Les éditeurs veillent aussi à la qualité irréprochable de leurs ouvrages lus. « Les personnes qui testent un livre audio ne renouvelleront pas l'expérience s'ils trouvent l'enregistrement moyen, fait remarquer Julie Cartier. Il faut donc valoriser le catalogue avec une qualité irréprochable. » Les éditeurs font ainsi appel à des célébrités pour enregistrer leurs livres audio. Chez Gallimard, Le lambeau de Philippe Lançon a été lu par Denis Podalydès tandis que Le discours de Fabcaro a été interprété par Alain Chabat. Anna Mouglalis, Ariane Ascaride, Thibaut de Montalembert ou Guillaume Gallienne se sont récemment prêtés au jeu dans les autres maisons d'édition. Les éditeurs misent sur la puissance de la voix pour marquer les auditeurs par l'expérience sensorielle, quitte à organiser des mises en situation. Lizzie a proposé des lectures dans le noir chez Mollat ainsi qu'une soirée à l'Olympia (également propriété de Vivendi) avec Harlan Coben et le comédien qui lit son œuvre. Audiolib et Gallimard ont participé aux 100 ans de la librairie Coiffard, à Nantes, en installant des cabines téléphoniques dans la rue qui diffusaient des livres lus. Chez Audible, l'expérience est vécue à travers l'enceinte connectée d'Amazon, Alexa. L'éditeur a décliné le livre audio Malfosse, une enquête policière en jeu interactif.

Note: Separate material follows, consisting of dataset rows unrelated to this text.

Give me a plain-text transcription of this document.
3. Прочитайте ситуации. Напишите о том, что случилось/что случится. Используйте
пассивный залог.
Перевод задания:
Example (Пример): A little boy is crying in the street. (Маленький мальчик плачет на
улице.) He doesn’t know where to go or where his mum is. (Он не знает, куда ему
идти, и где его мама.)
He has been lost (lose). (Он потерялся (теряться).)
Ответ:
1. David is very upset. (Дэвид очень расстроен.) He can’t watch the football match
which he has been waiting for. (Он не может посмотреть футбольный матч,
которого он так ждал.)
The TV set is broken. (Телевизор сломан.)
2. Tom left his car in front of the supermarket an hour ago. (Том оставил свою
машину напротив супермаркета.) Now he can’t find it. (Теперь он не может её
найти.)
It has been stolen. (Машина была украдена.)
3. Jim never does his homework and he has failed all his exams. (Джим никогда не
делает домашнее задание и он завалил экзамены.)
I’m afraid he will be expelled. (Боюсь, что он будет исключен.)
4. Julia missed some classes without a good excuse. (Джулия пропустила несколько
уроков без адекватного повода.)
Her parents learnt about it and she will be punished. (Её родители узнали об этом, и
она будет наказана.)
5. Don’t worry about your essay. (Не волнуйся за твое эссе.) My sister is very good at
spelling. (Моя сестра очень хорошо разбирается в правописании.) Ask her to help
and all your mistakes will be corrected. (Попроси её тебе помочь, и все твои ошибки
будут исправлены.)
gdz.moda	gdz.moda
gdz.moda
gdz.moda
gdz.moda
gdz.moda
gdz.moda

« Les lectures à voix haute dans les festivals restent aussi un moyen de diffusion incontournable », ajoute Christine Villeneuve, co-directrice des Editions des femmes, qui dirige la collection pionnière « La bibliothèque des voix ». « Nos ventes sont considérables lors de chaque déplacement. Surtout, nous nous sentons accompagnées par un intérêt grandissant pour le livre audio. Des journaux comme Le Monde et Ouest France ont ouvert récemment une rubrique aux livres lus », poursuit-elle. Chez Ouest France, la chroniqueuse littéraire Florence Pitard revient sur cette nouveauté. « Comme les livres audio sortent peu après les livres papier, il m'arrive de plus en plus souvent de préciser leur parution. Il m'arrive même de ne « lire » certaines nouveautés qu'en livre audio, les comédiens sont souvent très bons et cela laisse autant de place à l'imagination »

Les podcasts, une stratégie marketing

Les éditeurs de grands formats s'associent à des professionnels du podcast pour réaliser des séries audio mettant en valeur leur production.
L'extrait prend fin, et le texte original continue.